Selbstverständlich immer mit einem Lächeln. "Höflichkeit geht vor"
ist eine Regel, auch wenn die Antwort immer die gleiche sein muss. Doch
der Mann, der gerade eingetreten war, stellte nicht diese Art von
schnellen Fragen. Er war aus einem anderen, vielleicht interessanteren
Grund an diesen Ort gekommen? Nein, Otgo war nicht da, um den Preis
für diesen feinen Seidenschal aus Malta oder diese handgefertigten
Ohrringe zu erfahren. Sein Interesse galt der Galerie an sich, diesem
ehemaligen Lagerhaus, das zu einer Galerie für zeitgenössische Kunst
umgebaut wurde. Er sah Maria an und stellte eine erste Frage, woraufhin
der Dialog begann. Otgo stellte Fragen zur Galerie, zu den Künstlern,
die hier ausstellten, zu möglichen Partnerschaften. Er wollte wissen,
ob es für ihn möglich wäre, in dieser Galerie auszustellen.

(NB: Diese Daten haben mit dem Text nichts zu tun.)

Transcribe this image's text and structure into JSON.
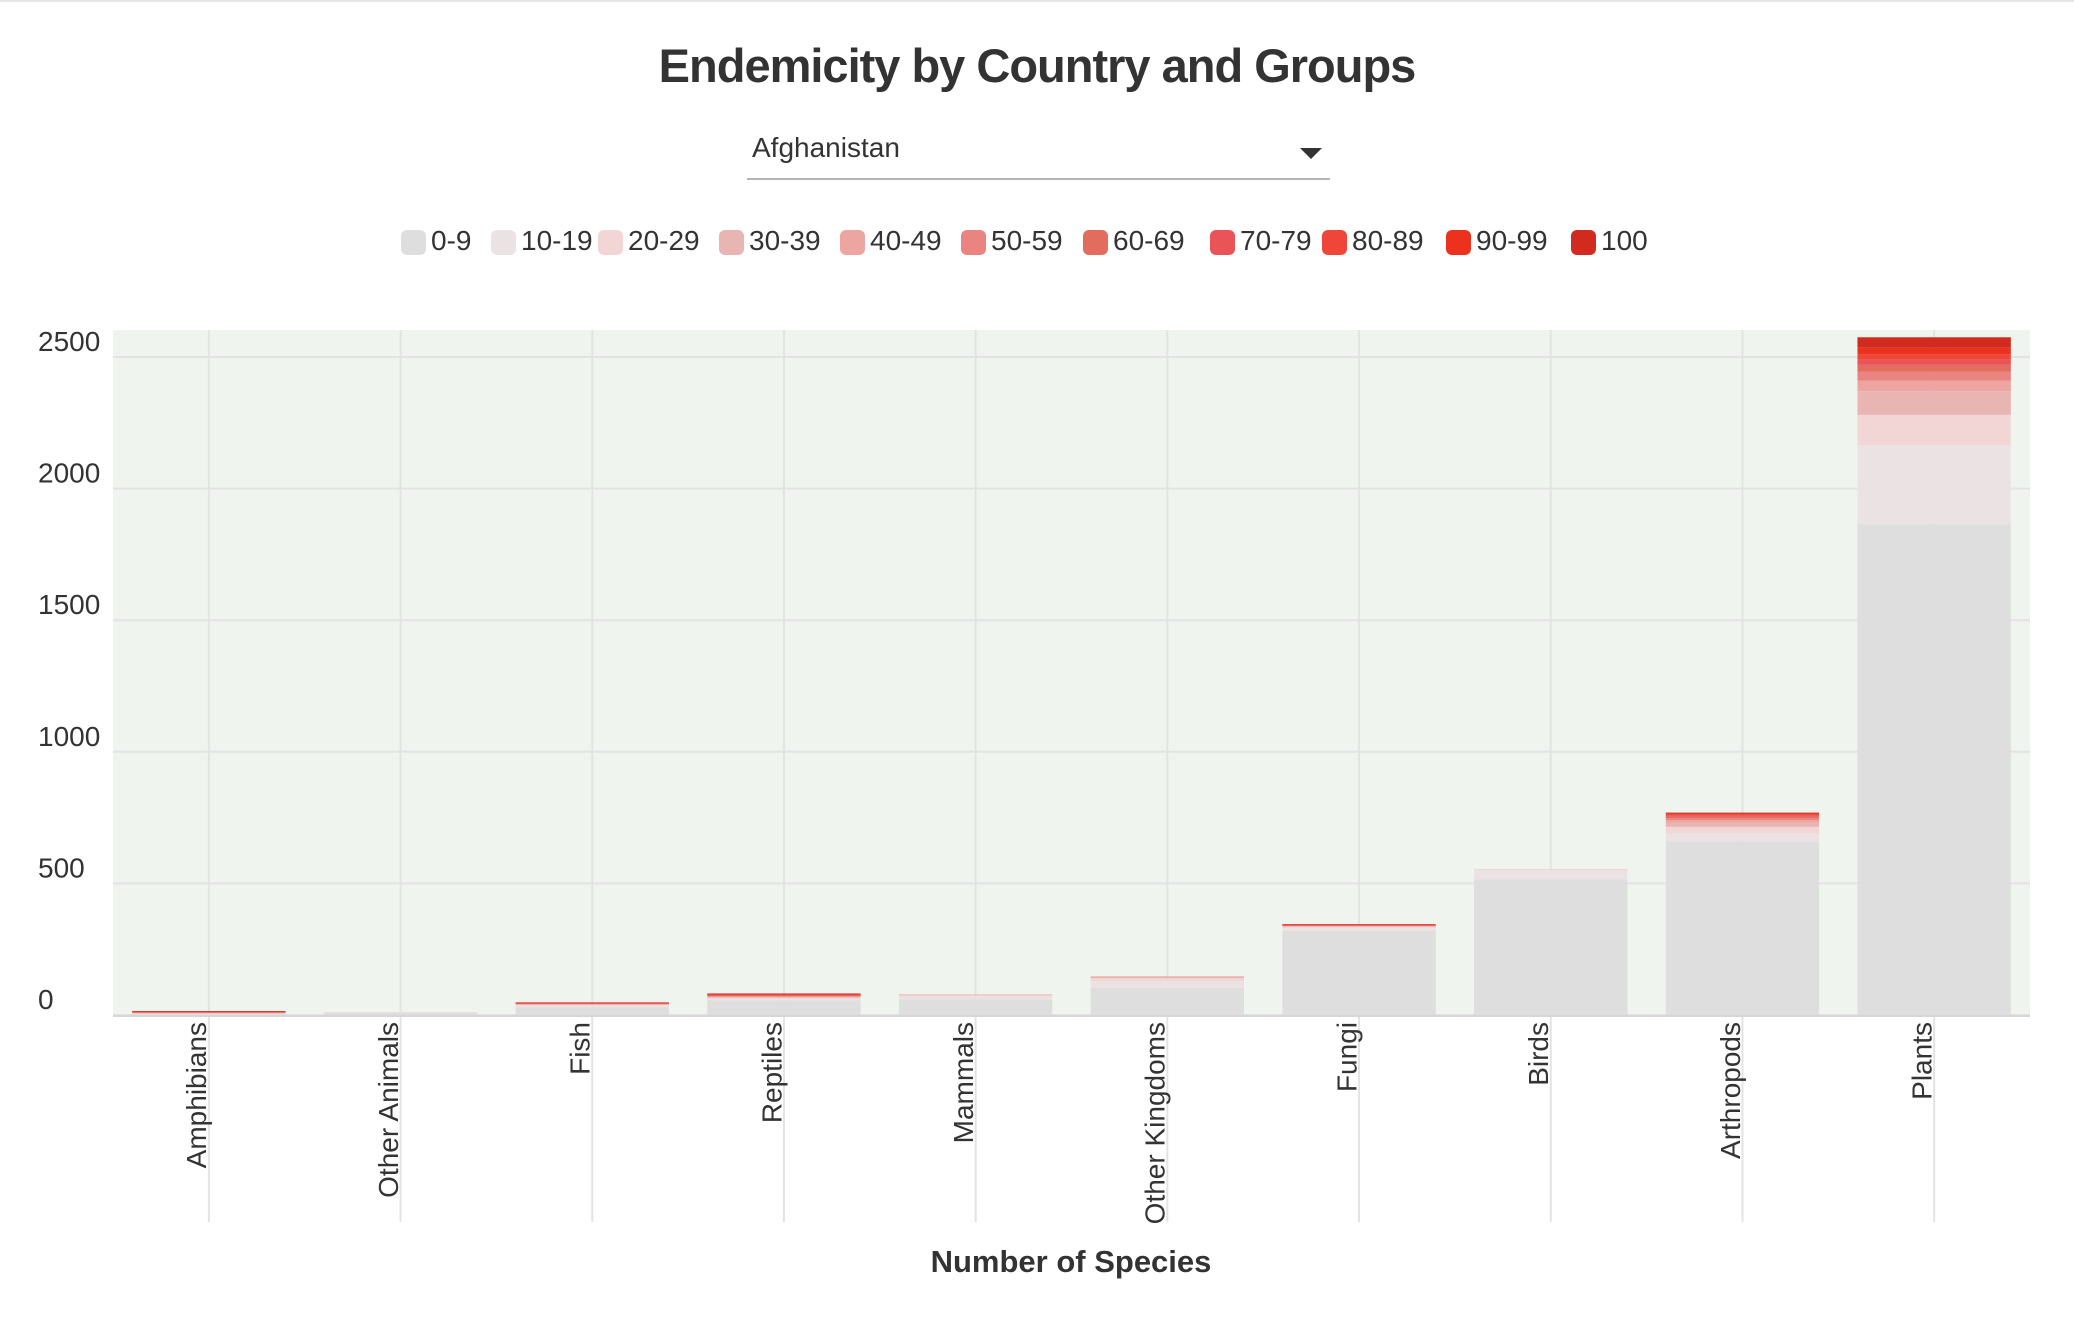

Zunehmend an diesem Besucher interessiert, der so anders war als alle
anderen, hörte ich zu, während ich meine Arbeit fortsetzte. Ich
erinnere mich, dass ich den Künstler sofort mochte. Sein Blick hatte
etwas sehr Sanftes und Menschliches an sich. Er konnte zuhören, zeigte
anderen gegenüber Interesse, antwortete und argumentierte, wenn dies
angebracht war. Ich spürte, dass eine positive und strahlende Energie
von ihm ausging. Er stellte sich kurz vor, ohne pompöse Firlefanz, und
interessierte sich dann für Maria, ihren Beruf und ihr Studium, und
das erschien mir fantastisch. Im Gegenzug erzählte ihm meine Kollegin
von der Galerie, dem Besitzer und führte ihn ein wenig herum. Ich
arbeitete weiter und beobachtete aus den Augenwinkeln, wie sie sich
umherbewegten. Da der Besitzer der Galerie an diesem Tag nicht anwesend
war, waren Verhandlungen nicht wirklich möglich. Daher ließ er nach
den Erklärungen seine Karte liegen, bedankte sich und ging. Es wurde
wieder still in der Galerie und die Routine nahm ihren Lauf.
Valletta, Malta
Ich
war neugierig und beschloss, mir die Karte anzusehen, die er
hinterlassen hatte. Diese war dünn und elegant. Auf der linken Seite
war ein kleines Symbol eingraviert, das Symbol der Mongolei. Das alles
erschien mir unglaublich und unwahrscheinlich zugleich. Unglaublich,
weil Ogto ein anerkannter Künstler war und schon lange von seiner
Kunst leben konnte, aber auch, weil er der Chefkurator des Nationalen
Kunstmuseums der Mongolei war. Unwahrscheinlich, denn wenngleich eine
Galerie ein günstiger Ort ist, um Künstlern zu begegnen, sind
mongolische Künstler selten zu treffen.
Um ehrlich zu sein, wusste ich so gut wie nichts über die Kunst dieses
Landes. Die einzigen Dinge, die mir in den Sinn kamen, waren wilde
Pferde, Jurten, Krieger und riesige Steppen. Kurz gesagt, flüchtige
und sehr begrenzte Abbilder. Da ich mich ein wenig für das wenige
Wissen, das ich besaß, schämte, beschloss ich noch am selben Abend,
über die Kunst und Geschichte des Landes zu recherchieren.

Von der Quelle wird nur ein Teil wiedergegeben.